Le saviez-vous ? Un de nos paroissiens est engagé dans un groupe de clini-clowns. Malgré sa modestie habituelle, il ne peut s’empêcher de partager la joie que cela lui procure d’amener un rayon de soleil auprès des personnes isolées, malades ou handicapées. « Le rire que provoquent les clowns vise à libérer les patients, témoigne Yvonne Delevoye-Turrell*, chercheuse en neurosciences, à les aider à lâcher prise, sans jugement. Certains y parviennent très vite, d’autres non… Sans se libérer, personne ne peut passer dans le côté positif des émotions. »

Vous me direz  : qu’est-ce qui lui prend de parler de rire alors que nous entamons notre carême ? Déjà les textes du Mercredi des cendres nous ont mis en garde : « Quand vous jeûnez, ne prenez pas un air abattu… toi, quand tu jeûnes, parfume-toi la tête et lave-toi le visage » dit Jésus (Mt 6.1-18).
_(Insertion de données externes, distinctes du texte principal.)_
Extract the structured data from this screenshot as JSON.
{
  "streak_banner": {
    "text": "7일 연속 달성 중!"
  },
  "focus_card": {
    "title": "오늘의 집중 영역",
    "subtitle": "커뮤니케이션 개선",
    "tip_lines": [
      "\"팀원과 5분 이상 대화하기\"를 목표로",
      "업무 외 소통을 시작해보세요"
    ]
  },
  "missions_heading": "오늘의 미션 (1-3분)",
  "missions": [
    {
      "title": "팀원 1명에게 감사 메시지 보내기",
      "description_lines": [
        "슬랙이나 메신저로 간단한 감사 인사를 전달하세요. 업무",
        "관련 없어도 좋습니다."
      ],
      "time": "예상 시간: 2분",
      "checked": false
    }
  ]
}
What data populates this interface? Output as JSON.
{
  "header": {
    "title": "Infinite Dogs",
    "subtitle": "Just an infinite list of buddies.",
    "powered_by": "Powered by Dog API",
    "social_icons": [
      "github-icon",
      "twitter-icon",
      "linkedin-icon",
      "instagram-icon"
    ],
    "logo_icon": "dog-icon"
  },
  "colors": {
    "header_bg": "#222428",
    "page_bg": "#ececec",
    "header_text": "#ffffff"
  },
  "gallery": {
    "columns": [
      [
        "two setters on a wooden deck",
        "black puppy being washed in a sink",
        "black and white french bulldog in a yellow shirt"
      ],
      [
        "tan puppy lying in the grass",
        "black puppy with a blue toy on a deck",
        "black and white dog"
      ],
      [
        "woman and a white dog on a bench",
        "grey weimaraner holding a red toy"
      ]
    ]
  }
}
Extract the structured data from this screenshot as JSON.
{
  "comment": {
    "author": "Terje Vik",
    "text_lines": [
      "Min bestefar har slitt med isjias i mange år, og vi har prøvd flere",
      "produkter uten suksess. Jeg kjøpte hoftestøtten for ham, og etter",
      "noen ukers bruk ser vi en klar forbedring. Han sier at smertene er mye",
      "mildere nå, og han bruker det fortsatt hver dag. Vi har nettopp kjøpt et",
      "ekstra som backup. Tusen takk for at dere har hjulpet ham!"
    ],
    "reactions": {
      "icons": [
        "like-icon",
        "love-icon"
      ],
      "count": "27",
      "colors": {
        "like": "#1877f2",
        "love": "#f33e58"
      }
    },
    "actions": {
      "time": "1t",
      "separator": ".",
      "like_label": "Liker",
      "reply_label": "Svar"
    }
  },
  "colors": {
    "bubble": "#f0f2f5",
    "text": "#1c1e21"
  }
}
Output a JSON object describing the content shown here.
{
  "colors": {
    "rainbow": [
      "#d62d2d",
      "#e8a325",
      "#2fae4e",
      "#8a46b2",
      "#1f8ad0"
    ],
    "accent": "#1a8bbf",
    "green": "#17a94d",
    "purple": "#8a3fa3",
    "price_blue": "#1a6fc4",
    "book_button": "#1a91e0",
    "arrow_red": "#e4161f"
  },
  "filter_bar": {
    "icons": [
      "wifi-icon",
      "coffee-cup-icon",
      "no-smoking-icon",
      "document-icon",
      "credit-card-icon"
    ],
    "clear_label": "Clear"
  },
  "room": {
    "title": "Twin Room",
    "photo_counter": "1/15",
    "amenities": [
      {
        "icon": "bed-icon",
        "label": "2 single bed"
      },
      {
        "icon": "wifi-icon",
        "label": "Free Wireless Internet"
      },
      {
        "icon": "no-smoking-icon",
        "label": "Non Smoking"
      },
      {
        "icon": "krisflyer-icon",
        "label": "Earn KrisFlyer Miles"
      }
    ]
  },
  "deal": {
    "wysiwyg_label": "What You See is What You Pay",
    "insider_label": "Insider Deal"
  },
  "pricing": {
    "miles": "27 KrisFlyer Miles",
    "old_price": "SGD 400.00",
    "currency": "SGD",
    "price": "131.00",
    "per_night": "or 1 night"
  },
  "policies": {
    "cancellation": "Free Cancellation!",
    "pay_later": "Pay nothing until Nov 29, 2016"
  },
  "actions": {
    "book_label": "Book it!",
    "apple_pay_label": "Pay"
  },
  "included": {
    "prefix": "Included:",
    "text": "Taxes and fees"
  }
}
Souvenons-nous que, culturellement, à l’époque, les gens se parfument les cheveux avec du beurre lors des banquets. Se parfumer sans mettre l’accent sur la nourriture pointe que la rencontre de l’hôte, l’Autre, est l’essentiel. « Ton Père qui voit dans le secret te le rendra. »

En ce carême 2021, nous essayons toujours de préserver notre corps dans la santé physique. Toutefois, cet exercice qui perdure nous rappelle que le corps n’est pas tout, n’est pas nous. Nous sommes aussi esprit. Et si ce carême où nous essayons de cheminer avec Jésus nous offrait des occasions d’effort vers l’harmonie ? Avec Dieu, avec les autres, avec soi-même.

Aujourd’hui, le plaisir est une valeur que notre société met en exergue ; naguère, il était nié voire dévalorisé. Il était encore utilisé pour nous éduquer. Qui n’a entendu, enfant, l’injonction : « Fais plaisir »  ! Faire plaisir, comme d’autres mots d’ordre; ont structuré notre rapport aux autres. Faire plaisir nous ouvre aux autres, à l’écoute et à l’attention. Le risque est cependant d’en faire une règle sèche. Toujours chercher à faire plaisir risque de nous enfermer dans une quête éperdue de reconnaissance qui risque d’aboutir à une fameuse rancœur. « Mais je pense aux autres mais ne pense jamais à moi. »  De nouveau, la sagesse de l’Évangile est une lumière… « Aime ton prochain comme toi-même » enseigne Jésus, ce qui peut se transposer, me semble-t-il, par exemple : « Fais plaisir à ton prochain comme à toi-même ». Jésus est la « porte des brebis ». Du concret ; de tout ce qui cadre notre vie, il veut nous engager, sous sa houlette, à en faire un espace de rencontre et de liberté. « Les brebis écoutent sa (ma) voix : les brebis qui lui appartiennent, il les appelle chacune par son nom et il les emmène dehors… Moi, je suis venu pour que les hommes aient la vie et qu’ils l’aient en abondance. » (Jn 10, 1 & svts).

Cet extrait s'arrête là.